Plowright has been one of my favourite pianists since his participation in the never-to-be-forgotten pianoworks festivals in Blackheath achieved with an impressive array of master pianists, several of them regular Hyperion recording artists. See & hear him in Paderewski's little known piano sonata.

Brahms Lieder - Vol 3 [Hyperion CDJ33123]
Wach auf, mein Herzensschöne Erlaube mir, fein's Mädchen
Mein Mädel hat einen Rosenmund Ständchen,
Der Kuss
An eine Äolsharfe, Magyarisch,
Die Schale der Vergessenheit, Mein wundes Herz verlangt,
Im Garten, Lerchengesang Serenade An den Mond
In Waldeseinsamkeit, Auf dem Schiffe Es hing der Reif
Ein Wandere Die Sonne scheint nicht mehr
Wo gehst du hin, du Stolze? Es steht ein Lind

Simon Bode (tenor) & Graham Johnson (piano)

Graham Johnson demonstrates further the phenomenal depth of his knowledge in the expert programming of this recital and his extensive notes will surely become part of a book?
This new volume has many lesser known lieder; there are folksong transcriptions and the five songs of Op 49 are given in their entirety.

The young German tenor Simon Bode has a delightfully fresh voice & is one to try to hear live if he makes it across the Channel. The two make for another great partnership in Johnson's long career.

McEwen & Vaughan Williams

McEwen: Viola Concerto Vaughan Williams: Suite For Viola And Orchestra Flos Campi
Lawrence Power (viola) BBC National Orchestra of Wales/Brabbins

Hyperion: CDA67839

I found Flos Campi, with its wordless choir, too "beautiful" for my taste, and preferred the smaller Suite. But the surprise was Sir John McEwen, his a strong major concerto which amply deserved new acquaintance and should be taken up more widely.

I agree with Hyperion that it is indeed a neglected gem of the viola repertoire and Power’s performance in this recording is all you'd want.

Dvorak's Cypresses for string quartet are brought together with the complete Love Songs from which they were taken, in a recording which also has Christoph Esenbach as perceptive pianist in the Piano Quintet. A valuable compilation [Avie AV 2234]

In Haydn’s Op 71 and Op 74 [Hyperion: CDA67781 & 67793] the Takács String Quartet display their "absolute unanimity of tone and style", as claimed, but failed to enchant us.

More than twenty years ago I had the illuminating experience of attending one of their earlier recording sessions in 1988 [Haydn Op 76 1-3, Decca 421 360-2] and interviewing the cellist Andras Fejer (founder member, still with them) at the Wigmore Hall.

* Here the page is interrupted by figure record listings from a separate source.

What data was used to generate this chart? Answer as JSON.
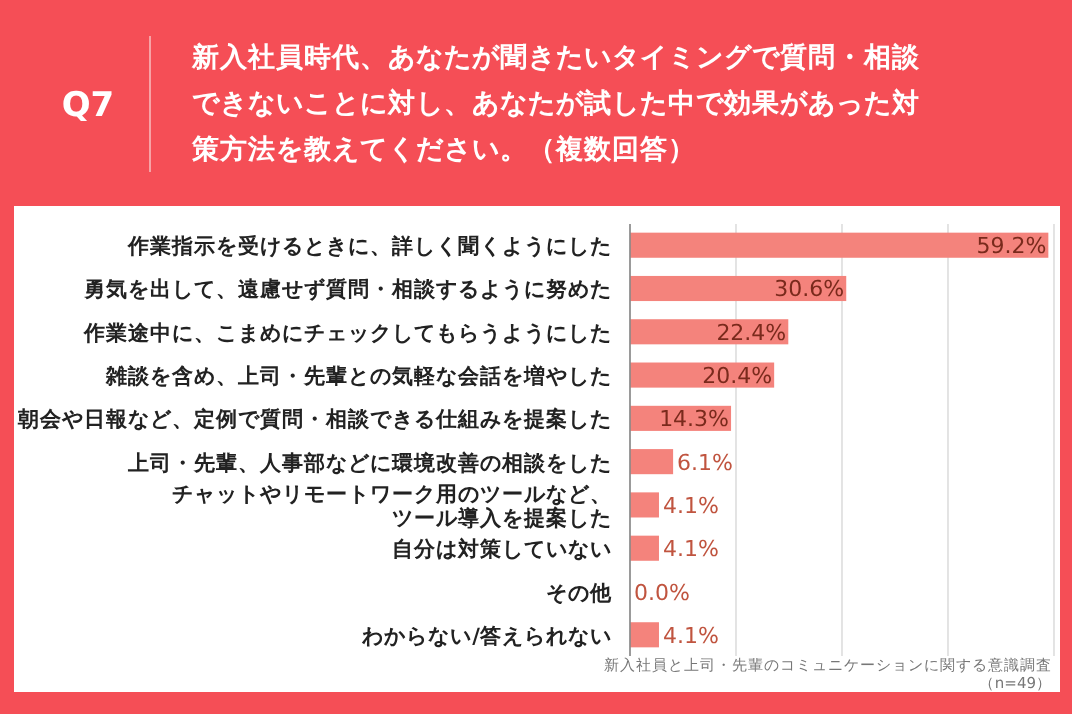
{
  "chart_data": {
    "type": "bar",
    "orientation": "horizontal",
    "title": "新入社員時代、あなたが聞きたいタイミングで質問・相談できないことに対し、あなたが試した中で効果があった対策方法を教えてください。（複数回答）",
    "subtitle": "Q7",
    "categories": [
      "作業指示を受けるときに、詳しく聞くようにした",
      "勇気を出して、遠慮せず質問・相談するように努めた",
      "作業途中に、こまめにチェックしてもらうようにした",
      "雑談を含め、上司・先輩との気軽な会話を増やした",
      "朝会や日報など、定例で質問・相談できる仕組みを提案した",
      "上司・先輩、人事部などに環境改善の相談をした",
      "チャットやリモートワーク用のツールなど、ツール導入を提案した",
      "自分は対策していない",
      "その他",
      "わからない/答えられない"
    ],
    "values": [
      59.2,
      30.6,
      22.4,
      20.4,
      14.3,
      6.1,
      4.1,
      4.1,
      0.0,
      4.1
    ],
    "value_labels": [
      "59.2%",
      "30.6%",
      "22.4%",
      "20.4%",
      "14.3%",
      "6.1%",
      "4.1%",
      "4.1%",
      "0.0%",
      "4.1%"
    ],
    "color": "#f4837c",
    "xlim": [
      0,
      60
    ],
    "xticks": [
      {
        "value": 0,
        "label": null
      },
      {
        "value": 15,
        "label": null
      },
      {
        "value": 30,
        "label": null
      },
      {
        "value": 45,
        "label": null
      },
      {
        "value": 60,
        "label": null
      }
    ],
    "grid": "x",
    "tick_labels": "y",
    "annotations": [
      "新入社員と上司・先輩のコミュニケーションに関する意識調査",
      "（n=49）"
    ]
  }
}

I was able to see the quartet's unique rehearsal technique then, with three members of the quartet on stage playing, whilst a fourth (ringing the changes) listened and commented. No detail escaped their scrutiny, whether for concert or when recording. Perhaps such perfectionism is counter-productive, and readers will know we are not completists.

Peter Grahame Woolf

P.S. Hyperion does not normally release recordings in December, but has made a special exception fo the BBC's "prom" performance of Havergal Brian's Gothic, Brian's notorious "monster symphony" launching a series of choral proms at The Royal Albert Hall (its third performance there) [CDA67971/72 106 mins].

 


 


 

 

 

 

 

Inexplicably the BBC opted neither to televise nor film the event, so for visual help I reproduce the image hiding under the discs in the jewel case tray!!

This is above all a work whose sheer scale makes its every rare performance an intensely "physical" event for all involved, whether as participants or as audience members.

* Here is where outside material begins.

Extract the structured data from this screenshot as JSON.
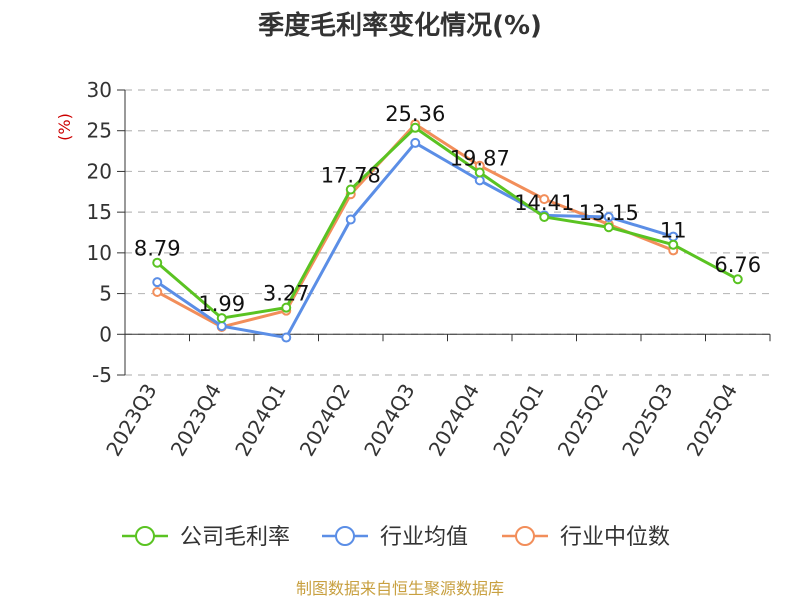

I did hear it on the radio, given without an interval, but with regret that the BBC, out of their new policy for "websites and bloggers", did not invite us to cover it
[q.v. "Only a website"].

I had attended the Boult/1961 performance and have still vivid memories of the 90-year old composer, in tweeds and looking more like a farmer than a musician, joining Sir Adrian & the BBCSO on the crowded patform.

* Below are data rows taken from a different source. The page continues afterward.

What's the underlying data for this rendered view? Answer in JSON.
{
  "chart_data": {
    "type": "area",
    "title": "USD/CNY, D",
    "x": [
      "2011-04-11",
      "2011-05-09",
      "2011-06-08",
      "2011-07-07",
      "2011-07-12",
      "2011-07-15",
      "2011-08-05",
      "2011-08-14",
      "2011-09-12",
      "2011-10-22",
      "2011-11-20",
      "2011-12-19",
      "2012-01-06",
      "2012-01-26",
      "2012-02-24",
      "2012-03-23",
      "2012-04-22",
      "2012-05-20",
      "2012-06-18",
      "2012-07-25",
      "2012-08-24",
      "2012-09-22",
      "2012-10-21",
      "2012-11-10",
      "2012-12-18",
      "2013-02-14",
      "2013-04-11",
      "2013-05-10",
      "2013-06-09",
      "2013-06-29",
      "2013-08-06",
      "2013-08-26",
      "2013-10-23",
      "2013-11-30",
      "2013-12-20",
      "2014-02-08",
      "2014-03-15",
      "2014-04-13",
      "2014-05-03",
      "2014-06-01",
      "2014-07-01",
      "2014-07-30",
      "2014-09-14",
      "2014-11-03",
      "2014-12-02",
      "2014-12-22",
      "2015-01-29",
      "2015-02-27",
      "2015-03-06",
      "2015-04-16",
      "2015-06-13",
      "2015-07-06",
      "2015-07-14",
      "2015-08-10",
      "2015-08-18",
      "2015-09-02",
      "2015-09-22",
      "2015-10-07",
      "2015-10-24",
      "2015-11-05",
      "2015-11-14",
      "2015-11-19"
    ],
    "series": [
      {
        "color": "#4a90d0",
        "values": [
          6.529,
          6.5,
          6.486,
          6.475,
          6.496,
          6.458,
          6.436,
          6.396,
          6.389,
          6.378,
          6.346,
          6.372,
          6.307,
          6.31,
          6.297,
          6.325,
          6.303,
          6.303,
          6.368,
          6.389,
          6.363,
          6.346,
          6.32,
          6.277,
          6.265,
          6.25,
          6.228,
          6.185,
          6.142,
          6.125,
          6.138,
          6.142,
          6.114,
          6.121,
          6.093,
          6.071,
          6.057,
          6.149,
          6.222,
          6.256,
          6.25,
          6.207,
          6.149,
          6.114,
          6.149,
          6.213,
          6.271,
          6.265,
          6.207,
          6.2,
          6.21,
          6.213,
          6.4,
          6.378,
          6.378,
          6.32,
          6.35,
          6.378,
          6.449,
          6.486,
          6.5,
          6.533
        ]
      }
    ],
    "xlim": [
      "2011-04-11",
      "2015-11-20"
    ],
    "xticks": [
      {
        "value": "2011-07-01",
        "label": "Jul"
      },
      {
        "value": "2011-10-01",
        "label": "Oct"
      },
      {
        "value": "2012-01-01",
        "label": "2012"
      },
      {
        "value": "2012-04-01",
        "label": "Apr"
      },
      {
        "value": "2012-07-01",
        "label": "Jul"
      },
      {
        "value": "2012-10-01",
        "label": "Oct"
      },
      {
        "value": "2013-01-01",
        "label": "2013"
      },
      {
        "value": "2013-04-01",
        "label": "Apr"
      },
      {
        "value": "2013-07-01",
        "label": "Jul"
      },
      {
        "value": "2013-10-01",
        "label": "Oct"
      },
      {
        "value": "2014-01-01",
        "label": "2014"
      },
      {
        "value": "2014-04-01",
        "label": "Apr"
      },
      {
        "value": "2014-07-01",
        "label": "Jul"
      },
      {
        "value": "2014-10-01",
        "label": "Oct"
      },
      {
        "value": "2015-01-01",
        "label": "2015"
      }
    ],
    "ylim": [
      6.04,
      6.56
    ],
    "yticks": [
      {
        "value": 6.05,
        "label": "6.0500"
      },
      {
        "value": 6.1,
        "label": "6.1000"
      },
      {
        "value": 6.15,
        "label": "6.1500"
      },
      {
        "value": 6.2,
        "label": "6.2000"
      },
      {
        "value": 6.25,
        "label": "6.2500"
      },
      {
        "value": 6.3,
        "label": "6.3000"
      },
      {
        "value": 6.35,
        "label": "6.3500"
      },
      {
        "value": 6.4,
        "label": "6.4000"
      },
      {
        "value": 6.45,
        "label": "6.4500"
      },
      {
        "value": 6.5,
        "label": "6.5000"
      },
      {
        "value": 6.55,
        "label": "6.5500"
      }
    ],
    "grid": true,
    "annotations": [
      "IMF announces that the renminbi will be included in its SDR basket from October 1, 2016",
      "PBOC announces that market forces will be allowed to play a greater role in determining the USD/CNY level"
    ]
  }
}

This time round I heard it on the radio, but we don't review uninvited...

The CDs are well engineered and it is good to have the Gothic on a permanent form again [see our review of the SlovakRSO/Lenard CDs [ Naxos].

Particularly valuable is the inclusion in the new one of an authorative analysis by Calum McDonald and, even more so, Martin Brabbins' descriptions of the logistics of the whole enterprise. I wish Hyperion well to bring this fine Brabbins/BBC Gothic to all corners of the globe.